El espacio natural para la crueldad innata de los niños son las aulas. Como la educación, al igual que la ciencia, ha avanzado una barbaridad, hoy las burlas feroces de toda la vida se han sofisticado. Se llaman bulliying, y a menudo acaban en Youtube, o en los juzgados. En contra de lo que creemos cuando somos adolescentes, no nos convertimos en adultos cuando empezamos a salir, o a beber, o el día que perdemos la virginidad. Comenzamos a madurar al descubrir que nuestras palabras y nuestros actos son capaces de hacer tanto daño a los demás como el que podemos padecer nosotros. A partir de ese momento hay que decidir en qué lado te sitúas. Es curioso comprobar cómo los que se inclinan a esa edad por quedarse entre los que se dedican a joder a los demás, de un modo u otro permanecen en ese grupo durante muchos años. En mi curso había un chico muy afeminado. Lo recuerdo así desde que lo conocí con seis años. Quizá mi memoria me traicione y no lo fuera tanto en aquella edad, porque había otro que acabó de guardia civil y casi lo recuerdo entrando en clase con un tricornio puesto. Cuando ya éramos talluditos, una tarde reconocí de lejos al chaval amanerado. Lo vi en un parque cercano a mi casa, sentado en la hierba con una niña pequeña. Jugaba con ella rodeado de muñecas. En un banco junto a ellos reconocí a una de sus hermanas mayores y a su madre, así que supuse que la niñita debía de ser su sobrina. Seguí caminando hasta pasar a escasos metros de la espalda de mi compañero de curso. Tenía frente a mi a la pequeña, y pude observar la expresión de amor y felicidad absoluta de aquella cría jugando con su tío adolescente, de mi misma edad. Y entonces me pregunté si alguna vez alguno de mis futuros sobrinos me miraría a mi de aquella manera.
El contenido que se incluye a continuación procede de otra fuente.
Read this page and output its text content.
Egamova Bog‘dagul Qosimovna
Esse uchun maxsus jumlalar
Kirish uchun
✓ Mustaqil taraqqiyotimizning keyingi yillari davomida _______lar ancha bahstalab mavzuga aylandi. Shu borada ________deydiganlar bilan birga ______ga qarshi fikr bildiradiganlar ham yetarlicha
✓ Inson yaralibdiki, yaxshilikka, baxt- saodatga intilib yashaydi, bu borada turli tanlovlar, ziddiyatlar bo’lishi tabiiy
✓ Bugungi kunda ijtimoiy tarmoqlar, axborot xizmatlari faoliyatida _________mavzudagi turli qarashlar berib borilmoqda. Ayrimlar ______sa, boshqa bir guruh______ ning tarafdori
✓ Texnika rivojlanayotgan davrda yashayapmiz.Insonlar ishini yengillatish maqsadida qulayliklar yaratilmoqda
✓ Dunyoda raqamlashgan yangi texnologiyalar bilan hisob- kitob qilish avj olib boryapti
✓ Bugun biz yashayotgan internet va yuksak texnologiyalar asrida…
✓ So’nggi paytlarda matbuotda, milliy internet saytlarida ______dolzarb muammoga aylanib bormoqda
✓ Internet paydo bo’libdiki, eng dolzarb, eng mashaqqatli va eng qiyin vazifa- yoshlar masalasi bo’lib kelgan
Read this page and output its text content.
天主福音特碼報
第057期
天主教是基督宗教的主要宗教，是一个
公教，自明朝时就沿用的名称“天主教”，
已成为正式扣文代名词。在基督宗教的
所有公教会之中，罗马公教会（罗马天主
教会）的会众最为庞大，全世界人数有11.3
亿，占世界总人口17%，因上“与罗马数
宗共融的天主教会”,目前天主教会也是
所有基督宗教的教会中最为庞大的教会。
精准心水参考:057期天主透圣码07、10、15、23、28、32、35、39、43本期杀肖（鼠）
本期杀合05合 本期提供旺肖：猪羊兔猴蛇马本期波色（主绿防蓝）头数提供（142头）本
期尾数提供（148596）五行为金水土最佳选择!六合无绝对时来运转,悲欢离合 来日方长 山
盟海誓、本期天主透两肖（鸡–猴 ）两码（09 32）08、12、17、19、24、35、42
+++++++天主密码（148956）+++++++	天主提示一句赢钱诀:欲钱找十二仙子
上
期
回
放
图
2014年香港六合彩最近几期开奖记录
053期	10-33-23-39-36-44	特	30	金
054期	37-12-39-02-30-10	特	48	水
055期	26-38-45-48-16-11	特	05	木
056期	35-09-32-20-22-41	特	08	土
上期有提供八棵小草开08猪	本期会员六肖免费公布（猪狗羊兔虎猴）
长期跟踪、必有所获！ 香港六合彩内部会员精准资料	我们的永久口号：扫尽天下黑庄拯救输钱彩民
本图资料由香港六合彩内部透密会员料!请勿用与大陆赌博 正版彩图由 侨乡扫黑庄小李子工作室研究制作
Sentí una profunda vergüenza por alguna de las chanzas sin puñetera gracia que seguramente le habría soltado tiempo atrás, sólo para hacer méritos ante algún club de borregos descerebrados.
Poco tiempo después murió de SIDA una persona a la que conocía. No supe que era homosexual hasta unos meses antes de su fallecimiento. A finales de los ochenta, morir así en una pequeña ciudad de provincias en el País Vasco no es que fuera tabú, es que directamente no sucedía. Se negaba la realidad a través de un silencio lapídeo que amplificaba la crueldad de una enfermedad salvaje en sus manifestaciones físicas. La ceguera voluntaria colectiva frente el SIDA tenía que ver mucho más con la cobardía ante aquel padecimiento corporal extremo que con los prejuicios sexuales de una sociedad matriarcal y puritana. Por aquella época el virus VIH arrasaba barrios enteros de Nueva York. El hospital de Sant Vincent, en el sur de Manhattan, acogía a multitud de enfermos terminales que pasaban en él sus últimas semanas de vida, cuando la infección era garantía de una muerte atroz. La gente acudía allí a despedirse de amigos, y al cruzarse por los pasillos con otros visitantes se enteraban de dos o tres casos más de conocidos infectados. Lo que atenazaba los corazones era el pánico, aún más que el oprobio por manifestar una determinada opción sexual. Lo cuenta John Irving en su último libro, “Personas como yo”, y me pregunto quiénes de mis conocidos se pudieron ir por entonces en silencio, ocultando su sarcoma de Kaposi, disimulando sus llagas, ahogando su tos para que no nos enteráramos.
Aquella primera víctima del SIDA que me crucé hace más de veinte años era gerente del Partido Popular en una provincia vasca. Hoy el PP vasco lo preside Arantza Quiroga, una madre de cuatro hijos que se reconoce próxima al Opus Dei. El Secretario General es Iñaki Oyarzábal, que el año pasado reconoció públicamente su homosexualidad, al igual que su compañero de partido Javier Maroto, alcalde de Vitoria. Por tal motivo, los obsesionados con etiquetar a todo el mundo, los que emplean su única neurona en clasificar a los otros no en función de lo que les une, sino de lo que les separa, llaman al PP vasco el Opus Gay. Y se ríen. Aunque quizá no vayan tan lejos en su afán por estigmatizar a los que no son como ellos. Simplemente se quedaron en el grupo que se dedica a intentar joder a los demás.